School of Optical-Electrical and Computer Engineering, University of Shanghai for Science and Technology, Shanghai, 200093, PR China.
Engineering Research Center of Optical Instrument and System, Ministry of Education, Shanghai Key Lab of Modern Optical System, University of Shanghai for Science and Technology, Shanghai, 200093, PR China; School of Optical-Electrical and Computer Engineering, University of Shanghai for Science and Technology, Shanghai, 200093, PR China.
Comput Methods Programs Biomed. 2022 Sep;224:107011. doi: 10.1016/j.cmpb.2022.107011. Epub 2022 Jul 12.
Operator's capability for accurately comprehending verbal commands is critically important to maintain the performance of human-machine interaction. It can be evaluated by human mental workload measured with electroencephalography (EEG). However, the time duration of different workload conditions within a task session is unequal due to varied psychophysiological processes across individuals. It leads to data imbalance of the EEG for training workload classifiers.
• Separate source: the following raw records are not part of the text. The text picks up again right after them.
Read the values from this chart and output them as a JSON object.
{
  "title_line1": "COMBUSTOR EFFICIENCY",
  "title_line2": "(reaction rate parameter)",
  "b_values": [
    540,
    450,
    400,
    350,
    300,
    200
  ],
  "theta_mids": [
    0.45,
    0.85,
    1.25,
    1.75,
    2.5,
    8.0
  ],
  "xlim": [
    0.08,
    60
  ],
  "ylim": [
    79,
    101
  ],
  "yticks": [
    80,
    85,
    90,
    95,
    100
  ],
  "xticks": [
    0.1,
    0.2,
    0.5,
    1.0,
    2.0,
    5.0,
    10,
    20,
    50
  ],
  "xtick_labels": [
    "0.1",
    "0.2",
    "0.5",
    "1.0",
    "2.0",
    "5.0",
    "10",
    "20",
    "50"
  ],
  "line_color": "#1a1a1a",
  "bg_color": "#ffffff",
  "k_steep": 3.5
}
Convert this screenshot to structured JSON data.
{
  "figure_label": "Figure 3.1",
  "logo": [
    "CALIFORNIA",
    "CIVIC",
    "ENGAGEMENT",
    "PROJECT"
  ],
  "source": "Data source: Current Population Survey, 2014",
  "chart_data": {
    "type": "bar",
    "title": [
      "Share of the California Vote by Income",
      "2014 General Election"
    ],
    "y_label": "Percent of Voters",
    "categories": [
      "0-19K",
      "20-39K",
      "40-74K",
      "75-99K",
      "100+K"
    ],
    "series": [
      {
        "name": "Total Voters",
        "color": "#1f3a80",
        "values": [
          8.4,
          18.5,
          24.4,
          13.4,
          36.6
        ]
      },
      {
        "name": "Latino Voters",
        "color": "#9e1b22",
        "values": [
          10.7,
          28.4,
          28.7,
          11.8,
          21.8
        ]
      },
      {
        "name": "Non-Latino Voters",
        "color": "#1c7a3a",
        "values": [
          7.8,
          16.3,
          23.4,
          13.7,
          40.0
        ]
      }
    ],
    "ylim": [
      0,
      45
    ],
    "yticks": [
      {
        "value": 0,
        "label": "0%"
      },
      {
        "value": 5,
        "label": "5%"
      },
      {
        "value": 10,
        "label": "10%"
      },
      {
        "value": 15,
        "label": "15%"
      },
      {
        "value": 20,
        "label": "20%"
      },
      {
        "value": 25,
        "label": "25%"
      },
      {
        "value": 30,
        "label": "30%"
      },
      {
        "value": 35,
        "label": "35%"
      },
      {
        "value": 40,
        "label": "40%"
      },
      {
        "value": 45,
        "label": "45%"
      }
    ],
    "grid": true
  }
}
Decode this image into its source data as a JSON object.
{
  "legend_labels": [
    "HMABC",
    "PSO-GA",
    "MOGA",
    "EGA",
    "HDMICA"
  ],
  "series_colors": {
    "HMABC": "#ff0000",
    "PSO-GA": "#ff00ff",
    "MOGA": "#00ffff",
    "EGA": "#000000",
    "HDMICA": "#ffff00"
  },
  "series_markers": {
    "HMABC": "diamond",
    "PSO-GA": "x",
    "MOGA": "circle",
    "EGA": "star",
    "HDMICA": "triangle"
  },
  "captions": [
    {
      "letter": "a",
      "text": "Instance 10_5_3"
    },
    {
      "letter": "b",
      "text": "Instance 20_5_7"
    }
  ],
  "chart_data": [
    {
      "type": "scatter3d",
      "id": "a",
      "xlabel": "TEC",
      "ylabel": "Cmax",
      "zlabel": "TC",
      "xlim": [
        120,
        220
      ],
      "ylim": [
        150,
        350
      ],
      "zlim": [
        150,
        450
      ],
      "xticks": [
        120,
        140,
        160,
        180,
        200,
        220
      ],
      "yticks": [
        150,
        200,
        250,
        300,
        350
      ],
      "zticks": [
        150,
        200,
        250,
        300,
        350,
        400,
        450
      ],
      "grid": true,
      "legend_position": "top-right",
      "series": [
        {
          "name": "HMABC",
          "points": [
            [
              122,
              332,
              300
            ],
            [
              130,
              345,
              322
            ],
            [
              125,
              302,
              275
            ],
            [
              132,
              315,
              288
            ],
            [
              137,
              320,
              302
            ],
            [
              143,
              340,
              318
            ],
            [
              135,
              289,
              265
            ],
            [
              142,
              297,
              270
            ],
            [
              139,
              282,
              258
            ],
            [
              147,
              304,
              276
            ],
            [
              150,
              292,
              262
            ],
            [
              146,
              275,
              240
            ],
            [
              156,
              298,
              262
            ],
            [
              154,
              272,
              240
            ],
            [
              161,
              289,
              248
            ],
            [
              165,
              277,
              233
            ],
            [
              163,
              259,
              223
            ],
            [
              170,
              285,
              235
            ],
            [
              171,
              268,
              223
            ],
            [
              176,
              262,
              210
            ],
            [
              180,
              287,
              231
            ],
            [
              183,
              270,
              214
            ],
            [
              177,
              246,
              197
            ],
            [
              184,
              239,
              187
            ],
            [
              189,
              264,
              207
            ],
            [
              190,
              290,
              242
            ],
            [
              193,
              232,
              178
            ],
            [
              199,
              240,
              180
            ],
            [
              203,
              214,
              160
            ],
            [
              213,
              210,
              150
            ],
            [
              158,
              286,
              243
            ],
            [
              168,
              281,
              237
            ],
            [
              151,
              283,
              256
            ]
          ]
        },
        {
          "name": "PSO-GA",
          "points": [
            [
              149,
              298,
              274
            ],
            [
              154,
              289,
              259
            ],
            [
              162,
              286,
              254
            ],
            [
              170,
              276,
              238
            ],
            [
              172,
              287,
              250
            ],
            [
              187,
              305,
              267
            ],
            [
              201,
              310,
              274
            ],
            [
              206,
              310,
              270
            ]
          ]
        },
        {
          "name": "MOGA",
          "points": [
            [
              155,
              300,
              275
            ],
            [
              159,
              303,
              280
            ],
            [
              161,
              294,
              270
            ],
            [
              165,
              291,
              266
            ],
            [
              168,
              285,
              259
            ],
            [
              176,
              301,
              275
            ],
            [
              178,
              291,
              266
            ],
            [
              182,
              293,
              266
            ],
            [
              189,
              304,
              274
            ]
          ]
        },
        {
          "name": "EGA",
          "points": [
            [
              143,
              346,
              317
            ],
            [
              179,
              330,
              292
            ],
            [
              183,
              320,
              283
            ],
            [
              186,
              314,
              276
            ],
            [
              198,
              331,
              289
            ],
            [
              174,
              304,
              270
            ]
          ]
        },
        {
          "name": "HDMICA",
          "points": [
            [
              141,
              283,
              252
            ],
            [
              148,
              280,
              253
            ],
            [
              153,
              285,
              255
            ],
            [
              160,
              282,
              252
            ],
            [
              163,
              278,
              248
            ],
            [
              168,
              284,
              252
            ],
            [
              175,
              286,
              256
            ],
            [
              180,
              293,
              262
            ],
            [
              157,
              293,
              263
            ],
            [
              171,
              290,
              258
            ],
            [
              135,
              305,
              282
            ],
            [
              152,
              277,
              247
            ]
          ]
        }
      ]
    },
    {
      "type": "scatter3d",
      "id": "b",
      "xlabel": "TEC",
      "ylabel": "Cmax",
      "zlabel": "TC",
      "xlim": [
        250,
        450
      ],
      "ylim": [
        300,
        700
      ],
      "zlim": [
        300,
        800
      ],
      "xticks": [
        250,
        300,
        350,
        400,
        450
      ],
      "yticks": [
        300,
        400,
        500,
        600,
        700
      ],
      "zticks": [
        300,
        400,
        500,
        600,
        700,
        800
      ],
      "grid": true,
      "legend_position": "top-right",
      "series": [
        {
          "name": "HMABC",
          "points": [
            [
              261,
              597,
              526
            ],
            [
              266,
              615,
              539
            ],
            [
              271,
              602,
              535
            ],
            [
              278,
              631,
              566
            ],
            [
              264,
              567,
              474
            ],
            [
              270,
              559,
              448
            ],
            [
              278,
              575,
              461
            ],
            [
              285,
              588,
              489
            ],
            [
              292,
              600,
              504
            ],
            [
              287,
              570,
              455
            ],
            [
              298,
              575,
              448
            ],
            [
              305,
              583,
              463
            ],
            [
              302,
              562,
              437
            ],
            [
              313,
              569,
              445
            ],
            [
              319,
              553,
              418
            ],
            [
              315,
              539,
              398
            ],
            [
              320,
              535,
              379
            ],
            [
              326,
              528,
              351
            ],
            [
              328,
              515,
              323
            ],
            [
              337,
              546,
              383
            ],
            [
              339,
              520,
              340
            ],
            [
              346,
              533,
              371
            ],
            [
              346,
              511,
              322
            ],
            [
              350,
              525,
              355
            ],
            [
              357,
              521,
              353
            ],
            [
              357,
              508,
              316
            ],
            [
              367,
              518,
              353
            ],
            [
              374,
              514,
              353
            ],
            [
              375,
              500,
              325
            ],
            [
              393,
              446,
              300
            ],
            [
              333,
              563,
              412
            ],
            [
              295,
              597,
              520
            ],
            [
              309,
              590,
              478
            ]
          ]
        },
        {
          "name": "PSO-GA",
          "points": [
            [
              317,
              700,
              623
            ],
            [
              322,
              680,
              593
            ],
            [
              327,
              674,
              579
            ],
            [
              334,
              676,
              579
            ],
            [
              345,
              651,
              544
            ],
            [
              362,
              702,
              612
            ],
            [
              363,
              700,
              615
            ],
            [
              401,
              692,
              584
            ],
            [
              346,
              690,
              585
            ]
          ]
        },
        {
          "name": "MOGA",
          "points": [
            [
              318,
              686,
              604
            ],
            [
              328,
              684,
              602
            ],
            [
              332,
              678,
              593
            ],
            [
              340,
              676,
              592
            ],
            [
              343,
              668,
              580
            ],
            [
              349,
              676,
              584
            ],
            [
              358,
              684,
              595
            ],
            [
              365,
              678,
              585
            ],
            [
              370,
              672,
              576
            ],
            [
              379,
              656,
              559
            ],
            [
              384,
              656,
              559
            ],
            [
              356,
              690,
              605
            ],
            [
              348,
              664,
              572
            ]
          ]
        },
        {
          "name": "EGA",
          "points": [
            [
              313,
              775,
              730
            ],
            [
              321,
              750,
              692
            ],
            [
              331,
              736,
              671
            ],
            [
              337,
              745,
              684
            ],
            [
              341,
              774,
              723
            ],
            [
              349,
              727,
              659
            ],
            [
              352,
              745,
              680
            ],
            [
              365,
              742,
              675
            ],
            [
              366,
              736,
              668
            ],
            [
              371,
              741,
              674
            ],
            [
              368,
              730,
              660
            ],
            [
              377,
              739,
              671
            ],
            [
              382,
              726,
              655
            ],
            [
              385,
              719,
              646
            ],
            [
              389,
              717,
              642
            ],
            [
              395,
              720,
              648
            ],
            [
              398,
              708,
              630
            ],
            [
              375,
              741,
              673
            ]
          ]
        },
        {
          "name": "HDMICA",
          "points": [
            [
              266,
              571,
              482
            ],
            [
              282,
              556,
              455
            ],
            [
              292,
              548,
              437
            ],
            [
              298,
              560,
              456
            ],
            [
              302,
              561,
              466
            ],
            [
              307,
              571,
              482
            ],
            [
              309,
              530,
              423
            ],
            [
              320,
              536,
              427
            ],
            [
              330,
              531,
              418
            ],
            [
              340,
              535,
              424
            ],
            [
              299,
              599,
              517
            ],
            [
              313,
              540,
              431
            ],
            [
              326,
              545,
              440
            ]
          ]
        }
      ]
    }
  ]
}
In this study, we propose an EEG feature oversampling technique, Gaussian-SMOTE based feature ensemble (GSMOTE-FE), for workload recognition with imbalanced classes. First, artificial EEG instances are drawn from a Gaussian distribution in the margin between the minority and majority workload classes. Tomek links are detected as clues to remove redundant feature vectors. Then, we embed a feature selection module based on the GINI importance while an ensemble classifier committee with bootstrap aggregating is used to further enhance classification performance.
We validate the GSMOTE-FE framework based on an experiment that simulates operators to understand the correct meaning of the instructions in the Chinese language. Participants' EEG signals and reaction time data were both recorded to validate the proposed workload classifier. Workload classification accuracy and Macro-F1 values are 0.6553 and 0.5862, respectively. Corresponding G-mean and AUC achieve at 0.5757 and 0.5958, respectively.
The performance of the GSMOTE-FE is demonstrated to be comparable with the advanced oversampling techniques. The workload classifier has the capability to indicate low and high levels of the task demand of the Chinese language understanding task.
操作人员准确理解口头指令的能力对于保持人机交互的性能至关重要。它可以通过脑电图 (EEG) 测量的人心理工作量来评估。然而,由于个体之间的心理生理过程不同,任务会话中不同工作负荷条件的持续时间是不相等的。这导致用于训练工作负荷分类器的 EEG 数据不平衡。
在这项研究中,我们提出了一种 EEG 特征过采样技术,基于高斯-SMOTE 的特征集成 (GSMOTE-FE),用于不平衡类别下的工作负荷识别。首先,从少数类和多数类工作负荷之间的边界上的高斯分布中抽取人工 EEG 实例。托梅克链接被检测为去除冗余特征向量的线索。然后,我们嵌入了一个基于基尼重要性的特征选择模块,同时使用引导聚合的集成分类器委员会进一步提高分类性能。
我们基于模拟操作人员理解中文指令正确含义的实验验证了 GSMOTE-FE 框架。记录参与者的 EEG 信号和反应时间数据,以验证所提出的工作负荷分类器。工作负荷分类精度和宏 F1 值分别为 0.6553 和 0.5862。相应的 G-mean 和 AUC 分别达到 0.5757 和 0.5958。
GSMOTE-FE 的性能被证明与先进的过采样技术相当。该工作负荷分类器能够指示中文理解任务的需求水平的高低。